After I discovered how much the internet could contribute toward researching my family history, I decided to try to find out if this story was true, and when and where it happened. First I went to the Western Michigan Genealogical Society database page and searched the Western Michigan newspapers, which covers 1910 to 2011. There was only one entry for Grace Weber, which was an obituary published in the Grand Rapids Herald on 3 March 1913.
Being on a budget, instead of ordering the obituary for $5 from the Western Michigan Genealogical Society, I requested it as an interlibrary loan from my local library system. In a few weeks I received a copy of the front page of the Grand Rapids Herald for Monday, March 3, 1913.
I knew the story didn't end there, so on my next trip to the Library of Michigan in Lansing, I read through several weeks' worth of microfilmed issues of the Grand Rapids Herald. I was rewarded by a photo of Grace and a mug shot of William.
(Grace Curtis Weber was born in Michigan in November 1881, the daughter of Stephen and Belle Willard Curtis. She married William R. Weber, who was 16 years her senior, on 19 Feb. 1905 in Battle Creek, Michigan. William was born in Germany in 1865, and had been married once before.
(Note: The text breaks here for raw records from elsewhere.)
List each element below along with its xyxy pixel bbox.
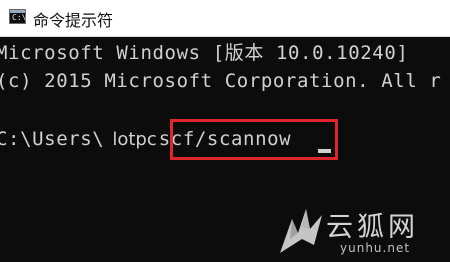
window-title: 命令提示符: [33, 11, 114, 30]
watermark-url: yunhu.net: [340, 241, 411, 255]
cmd-app-icon[interactable]: C:\: [9, 9, 26, 24]
console-line-copyright: (c) 2015 Microsoft Corporation. All r: [0, 70, 442, 92]
fox-logo-icon: [280, 209, 322, 253]
command-highlight-box: [170, 119, 338, 160]
icon-prompt-glyph: C:\: [12, 13, 27, 22]
watermark: 云狐网 yunhu.net: [276, 199, 448, 261]
window-titlebar[interactable]: C:\ 命令提示符: [0, 0, 450, 37]
prompt-user: lotpc: [112, 129, 157, 150]
prompt-path: C:\Users\: [0, 128, 105, 150]
console-line-version: Microsoft Windows [版本 10.0.10240]: [0, 42, 409, 64]
watermark-text: 云狐网: [326, 212, 419, 243]
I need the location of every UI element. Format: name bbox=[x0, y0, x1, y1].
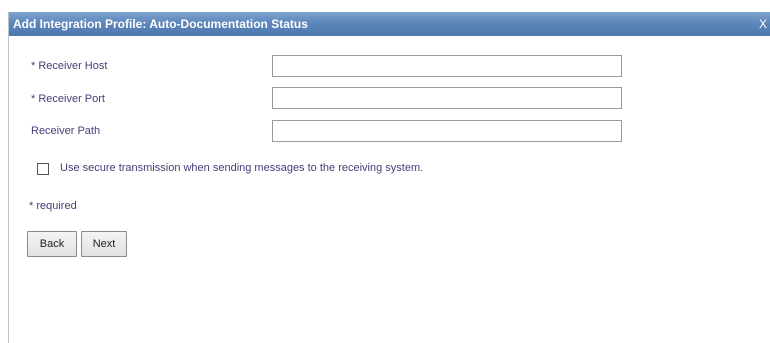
receiver-port-input[interactable] bbox=[272, 87, 622, 109]
secure-transmission-checkbox[interactable] bbox=[37, 163, 49, 175]
secure-transmission-label[interactable]: Use secure transmission when sending mes… bbox=[60, 162, 423, 174]
integration-profile-dialog: Add Integration Profile: Auto-Documentat… bbox=[8, 12, 770, 343]
receiver-port-label: * Receiver Port bbox=[31, 93, 105, 105]
receiver-host-input[interactable] bbox=[272, 55, 622, 77]
receiver-path-input[interactable] bbox=[272, 120, 622, 142]
receiver-path-label: Receiver Path bbox=[31, 125, 101, 137]
back-button[interactable]: Back bbox=[27, 231, 77, 257]
dialog-titlebar: Add Integration Profile: Auto-Documentat… bbox=[9, 12, 770, 36]
required-note: * required bbox=[29, 200, 77, 212]
dialog-title: Add Integration Profile: Auto-Documentat… bbox=[13, 17, 308, 31]
next-button[interactable]: Next bbox=[81, 231, 127, 257]
receiver-host-label: * Receiver Host bbox=[31, 60, 108, 72]
close-icon[interactable]: X bbox=[757, 16, 769, 32]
They had two sons, Frederick (Fritz) and Reginald, who were 7 and 5 years old at the time of the shooting.)
Grand Rapids Herald, March 4, 1913
William R. Weber, charged with the murder of his wife, was declared not guilty by a jury in superior court which for the last two weeks has been trying the case. The verdict was rendered at 10 o'clock yesterday forenoon and jury and respondent were promptly discharged.
But so far as the court was concerned the case did not end here. Showing his anger and disgust in every word, Judge Stuart bitterly arraigned [sic] the jury for what he termed an outrage upon the city of Grand Rapids. He followed this by excusing three members of the regular panel who had been upon the jury because he said he did not think they were competent to try cases in court.
Verdict Was Absolutely Unexpected
The verdict was unexpected by practically every man and woman in the big crowd in the courtroom. E.N. Barnard, attorney for the defense was perhaps the only man who really felt confident all through that he would win. When the words "not guilty" were pronounced by the foreman of the jury, something like a gasp of astonishment swept around the room. Weber dropped into his chair and sobbed a moment and then began shaking hands with his friends and tried to shake hands with the court.
For just a moment, Judge Stuart looked the jury over then he turned loose the things which had been accumulating within him.
"Gentlemen," he began, "this is an outrage upon justice in this community. Aside from all other considerations, you have taken the story of the respondent as entirely true. You apparently have had no regard for what any one else has said or of the surrounding circumstances. I am frank to say to you that this community has been outraged by such a verdict and I cannot but express my feelings to you at this time.
"Unfortunately, there is no appeal on the part of the people. The verdict must be accepted, but I do hope that if this system of wife-shooting without
punishment continues in this city the people will awake to the fact that something must be done to insure certain punishment for crime and that every story told by a respondent in a courtroom cannot be accepted as a fact.
"I might suggest that men contemplating the shooting of their wives usually do not take two or three witnesses with them. Gentlemen, if this verdict is your view of justice I differ with you very decidedly."
And there were several outraged letters to the editor, one of which, from Mrs. Mary E. Hay, ended with:
"The cruel injustice of the whole thing, a devoted mother lies in her grave, two sweet children robbed of their mother, and the man that carried a loaded revolver walks the streets a free man."
As a genealogist, I am devoted to telling my ancestors' stories. And as long as I tell stories such as this one, of Grace Weber's untimely death, my ancestors will live on.